If you’ve been in retail long enough, you’ve learned a frustrating truth: there is no reliable “profile” for a shoplifter.The person slipping merchandise past a register might be a teenager… or a well known adult with a respected job title.
Two recent news stories underscore this reality:
In Virginia, a Pittsylvania County supervisor was charged with shoplifting after video allegedly showed him taking kratom products from a gas station; the report notes the charge and upcoming court date, and that county leadership declined to comment publicly at a meeting.
In Georgia, a veteran educator and elementary school assistant principal was placed on administrative leave after warrants alleged nearly $1,000 in Walmart self-checkout thefts using a “stacking” method, with investigators citing surveillance and vehicle records.
These aren’t posted to shame anyone, both cases are reported as allegations or charges and must play out through due process. They are useful, however, as a clear reminder to retailers:
You can’t deter what you’re trying to “guess.” You deter what you consistently defend.

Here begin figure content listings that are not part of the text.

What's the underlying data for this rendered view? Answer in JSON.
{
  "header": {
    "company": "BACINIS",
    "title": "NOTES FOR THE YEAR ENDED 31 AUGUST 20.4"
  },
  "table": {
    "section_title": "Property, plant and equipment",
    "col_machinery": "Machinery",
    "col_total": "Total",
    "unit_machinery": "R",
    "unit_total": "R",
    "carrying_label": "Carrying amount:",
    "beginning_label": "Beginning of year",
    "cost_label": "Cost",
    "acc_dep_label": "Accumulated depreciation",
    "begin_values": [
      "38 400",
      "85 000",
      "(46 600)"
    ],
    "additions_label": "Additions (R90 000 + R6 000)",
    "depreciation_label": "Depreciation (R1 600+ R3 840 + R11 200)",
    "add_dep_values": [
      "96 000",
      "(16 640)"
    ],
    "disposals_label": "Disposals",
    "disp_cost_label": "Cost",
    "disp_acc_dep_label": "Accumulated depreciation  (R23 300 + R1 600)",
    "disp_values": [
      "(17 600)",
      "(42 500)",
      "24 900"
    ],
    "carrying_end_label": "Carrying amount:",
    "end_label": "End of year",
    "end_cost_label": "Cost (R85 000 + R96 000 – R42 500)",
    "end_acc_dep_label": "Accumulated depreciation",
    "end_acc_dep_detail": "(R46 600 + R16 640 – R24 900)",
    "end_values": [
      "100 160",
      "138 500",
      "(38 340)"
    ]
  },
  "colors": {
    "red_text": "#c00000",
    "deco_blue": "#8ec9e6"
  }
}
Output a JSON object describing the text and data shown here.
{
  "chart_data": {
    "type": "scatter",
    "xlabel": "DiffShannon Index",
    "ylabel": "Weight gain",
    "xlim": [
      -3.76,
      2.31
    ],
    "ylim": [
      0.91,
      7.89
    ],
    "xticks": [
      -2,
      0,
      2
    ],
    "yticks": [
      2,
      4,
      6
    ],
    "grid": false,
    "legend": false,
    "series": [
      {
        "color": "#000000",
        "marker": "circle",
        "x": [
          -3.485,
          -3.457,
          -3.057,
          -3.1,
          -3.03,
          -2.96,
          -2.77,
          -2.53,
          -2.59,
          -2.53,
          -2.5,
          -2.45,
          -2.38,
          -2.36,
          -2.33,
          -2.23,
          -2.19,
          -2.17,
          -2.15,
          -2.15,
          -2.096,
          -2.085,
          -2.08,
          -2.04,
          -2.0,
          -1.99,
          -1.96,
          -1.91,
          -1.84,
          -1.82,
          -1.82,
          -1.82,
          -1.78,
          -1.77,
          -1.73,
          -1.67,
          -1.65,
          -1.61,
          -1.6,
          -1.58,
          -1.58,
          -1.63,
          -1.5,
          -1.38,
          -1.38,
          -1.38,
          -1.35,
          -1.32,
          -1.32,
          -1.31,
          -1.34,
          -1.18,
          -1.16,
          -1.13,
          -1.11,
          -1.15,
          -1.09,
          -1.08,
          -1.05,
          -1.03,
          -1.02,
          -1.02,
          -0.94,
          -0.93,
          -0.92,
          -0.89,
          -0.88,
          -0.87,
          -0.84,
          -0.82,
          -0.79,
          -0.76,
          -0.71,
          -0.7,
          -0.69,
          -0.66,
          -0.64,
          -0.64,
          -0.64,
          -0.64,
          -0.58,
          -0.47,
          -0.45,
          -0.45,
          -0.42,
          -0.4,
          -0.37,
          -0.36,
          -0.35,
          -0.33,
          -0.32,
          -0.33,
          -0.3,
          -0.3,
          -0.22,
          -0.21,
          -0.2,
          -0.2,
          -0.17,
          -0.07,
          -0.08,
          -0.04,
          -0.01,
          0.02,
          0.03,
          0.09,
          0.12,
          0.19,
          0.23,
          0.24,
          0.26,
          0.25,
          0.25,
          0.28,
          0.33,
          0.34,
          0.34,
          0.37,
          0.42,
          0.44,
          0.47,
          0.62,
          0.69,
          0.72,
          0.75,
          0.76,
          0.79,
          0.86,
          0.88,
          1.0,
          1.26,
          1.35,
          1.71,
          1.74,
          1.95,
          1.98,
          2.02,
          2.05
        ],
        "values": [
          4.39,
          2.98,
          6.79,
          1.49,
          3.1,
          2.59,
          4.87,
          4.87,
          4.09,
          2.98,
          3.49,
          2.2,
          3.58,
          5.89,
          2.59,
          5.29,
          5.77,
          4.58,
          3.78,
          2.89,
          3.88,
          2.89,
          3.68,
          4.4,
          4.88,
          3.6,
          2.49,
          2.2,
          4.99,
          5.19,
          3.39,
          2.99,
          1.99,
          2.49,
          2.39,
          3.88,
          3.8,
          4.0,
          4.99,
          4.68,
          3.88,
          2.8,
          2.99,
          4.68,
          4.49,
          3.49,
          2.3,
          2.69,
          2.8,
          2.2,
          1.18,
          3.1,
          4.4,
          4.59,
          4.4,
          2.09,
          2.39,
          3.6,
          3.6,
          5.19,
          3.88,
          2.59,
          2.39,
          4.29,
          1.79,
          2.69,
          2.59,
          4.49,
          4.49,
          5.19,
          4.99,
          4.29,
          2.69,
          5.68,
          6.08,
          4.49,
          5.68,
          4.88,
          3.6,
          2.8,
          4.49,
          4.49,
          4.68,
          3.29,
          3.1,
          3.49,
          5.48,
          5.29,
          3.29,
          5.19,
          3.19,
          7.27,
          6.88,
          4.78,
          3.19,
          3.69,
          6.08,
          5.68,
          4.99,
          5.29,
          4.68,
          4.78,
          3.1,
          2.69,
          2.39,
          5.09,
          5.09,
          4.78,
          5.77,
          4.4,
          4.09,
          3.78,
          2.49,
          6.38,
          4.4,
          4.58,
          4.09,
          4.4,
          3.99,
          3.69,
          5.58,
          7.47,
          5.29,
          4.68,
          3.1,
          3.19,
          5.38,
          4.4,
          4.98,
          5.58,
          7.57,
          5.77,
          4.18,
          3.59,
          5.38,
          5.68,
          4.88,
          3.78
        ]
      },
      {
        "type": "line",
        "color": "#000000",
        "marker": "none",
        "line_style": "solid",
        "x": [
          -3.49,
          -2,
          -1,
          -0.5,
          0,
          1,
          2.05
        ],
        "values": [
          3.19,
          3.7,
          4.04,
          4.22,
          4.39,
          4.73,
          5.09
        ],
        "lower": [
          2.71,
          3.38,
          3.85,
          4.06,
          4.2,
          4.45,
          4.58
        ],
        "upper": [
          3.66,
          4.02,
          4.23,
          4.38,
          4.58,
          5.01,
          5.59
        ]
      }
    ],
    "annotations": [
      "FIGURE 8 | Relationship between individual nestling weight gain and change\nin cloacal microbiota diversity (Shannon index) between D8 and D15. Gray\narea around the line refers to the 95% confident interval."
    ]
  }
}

The Takeaway: Theft Prevention Can’t Depend on “Vibes”
When theft prevention depends on intuition, “that person looks suspicious,” “this customer seems fine,” “they’re a professional, they wouldn’t do that” you create gaps. And gaps get exploited.

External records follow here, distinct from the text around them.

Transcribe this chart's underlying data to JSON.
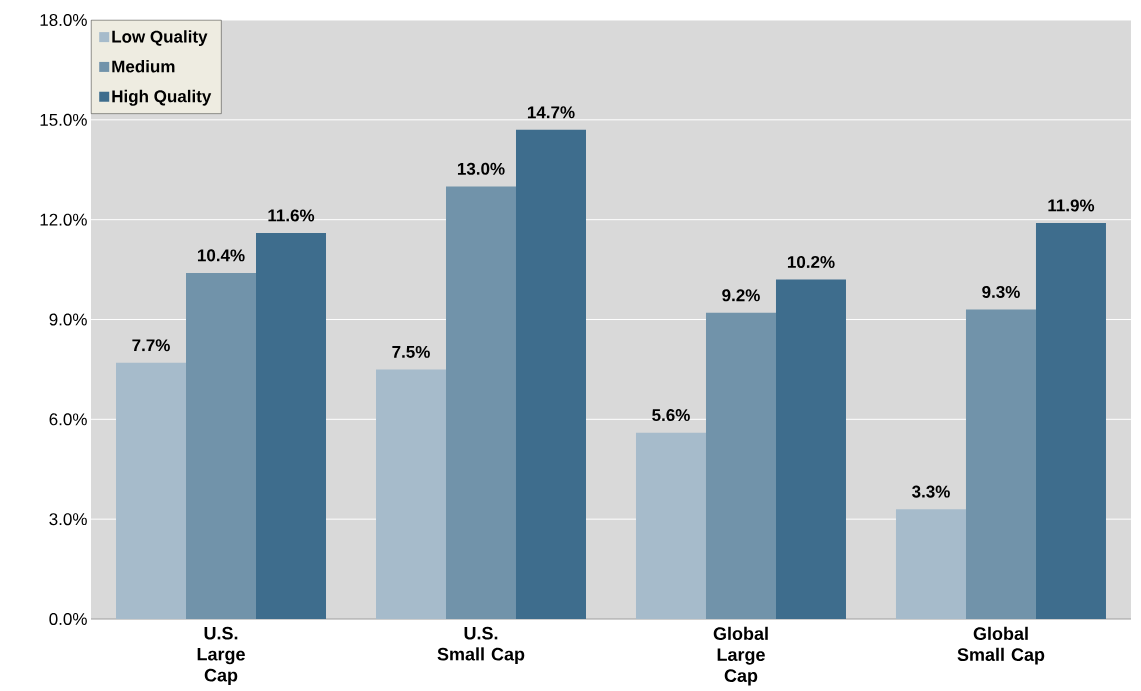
{
  "chart_data": {
    "type": "bar",
    "categories": [
      "U.S. Large Cap",
      "U.S. Small Cap",
      "Global Large Cap",
      "Global Small Cap"
    ],
    "series": [
      {
        "name": "Low Quality",
        "color": "#a6bbcb",
        "values": [
          7.7,
          7.5,
          5.6,
          3.3
        ],
        "value_labels": [
          "7.7%",
          "7.5%",
          "5.6%",
          "3.3%"
        ]
      },
      {
        "name": "Medium",
        "color": "#7193aa",
        "values": [
          10.4,
          13.0,
          9.2,
          9.3
        ],
        "value_labels": [
          "10.4%",
          "13.0%",
          "9.2%",
          "9.3%"
        ]
      },
      {
        "name": "High Quality",
        "color": "#3e6d8d",
        "values": [
          11.6,
          14.7,
          10.2,
          11.9
        ],
        "value_labels": [
          "11.6%",
          "14.7%",
          "10.2%",
          "11.9%"
        ]
      }
    ],
    "ylim": [
      0,
      18
    ],
    "yticks": [
      {
        "value": 0,
        "label": "0.0%"
      },
      {
        "value": 3,
        "label": "3.0%"
      },
      {
        "value": 6,
        "label": "6.0%"
      },
      {
        "value": 9,
        "label": "9.0%"
      },
      {
        "value": 12,
        "label": "12.0%"
      },
      {
        "value": 15,
        "label": "15.0%"
      },
      {
        "value": 18,
        "label": "18.0%"
      }
    ],
    "grid": "y",
    "legend": "top left"
  }
}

Modern shrink is opportunistic. It thrives on:
The fix isn’t profiling. The fix is predictable deterrence.
Why EAS Tagging Works: It’s a Numbers Game
Deterrence is about changing the math for the would be thief:
More effort required to remove/defeat protection
Higher chance of attention (alarms, staff engagement, cameras, witnesses)
Lower reward (damaged item, slowed exit, increased detection)
You won’t stop every theft. But if your EAS program discourages even a portion of attempts, you win—because shrink is cumulative.
That’s the “numbers game”: deter as many as possible, as consistently as possible.
Why Ink Tags Are Especially Powerful Deterrents
Ink tags are unique because they deter in two ways:
They’re highly visible. A would be thief sees the tag immediately and understands: this item is protected.
They threaten the resale value. Even people who don’t fear alarms often fear ruining merchandise with ink, especially on apparel.
In plain terms: ink tags raise perceived risk and reduce perceived payoff. That’s exactly what deterrence is supposed to do.
Where Retailers Go Wrong With EAS (And How to Fix It)
1) Inconsistent tagging
If only some items are protected, repeat offenders learn your patterns fast.
Fix: Define clear tagging rules by department/SKU and stick to them.
2) “Invisible” protection
If the tag isn’t obvious (or isn’t used), you lose deterrence before the thief even reaches the door.
Fix: Use high visibility hard tags and ink tags where appropriate, plus signage.
3) Self-checkout exposure
Many retailers now see self-checkout as a top shrink driver because it’s easy to exploit when stores are understaffed. (The Georgia case referenced a “stacking” method at self-checkout.)
Fix: Tag more aggressively in SCO heavy environments, and train SCO hosts to engage customers proactively.
4) Poor alarm response
If alarms ring and nothing happens, offenders quickly stop caring.
Fix: Create a simple, consistent alarm response script (greet, offer help, verify receipt process).
A Practical Deterrence Playbook (Simple, Effective, Repeatable)
If you want a clean starting point:
Tag high theft categories by default (apparel, outerwear, premium basics, small boxed goods, health/beauty, accessories)
Use ink tags on apparel where visible deterrence matters most
Ensure detachers are placed for speed at checkout (so tags don’t get skipped “because lines”)
Add signage at entrances/exits and in departments (“Protected by EAS”)
Audit weekly: tag compliance, alarm rate, response consistency
Treat EAS as part of a system: cameras + associate presence + store layout + SCO controls
Bottom Line
These stories are a reminder that shoplifters don’t fit a stereotype, and that’s exactly why your prevention strategy can’t rely on one.
Deterrence wins by being consistent, visible, and boringly predictable.
And when it comes to visible deterrence, EAS security tags, especially ink tags, do a lot of heavy lifting.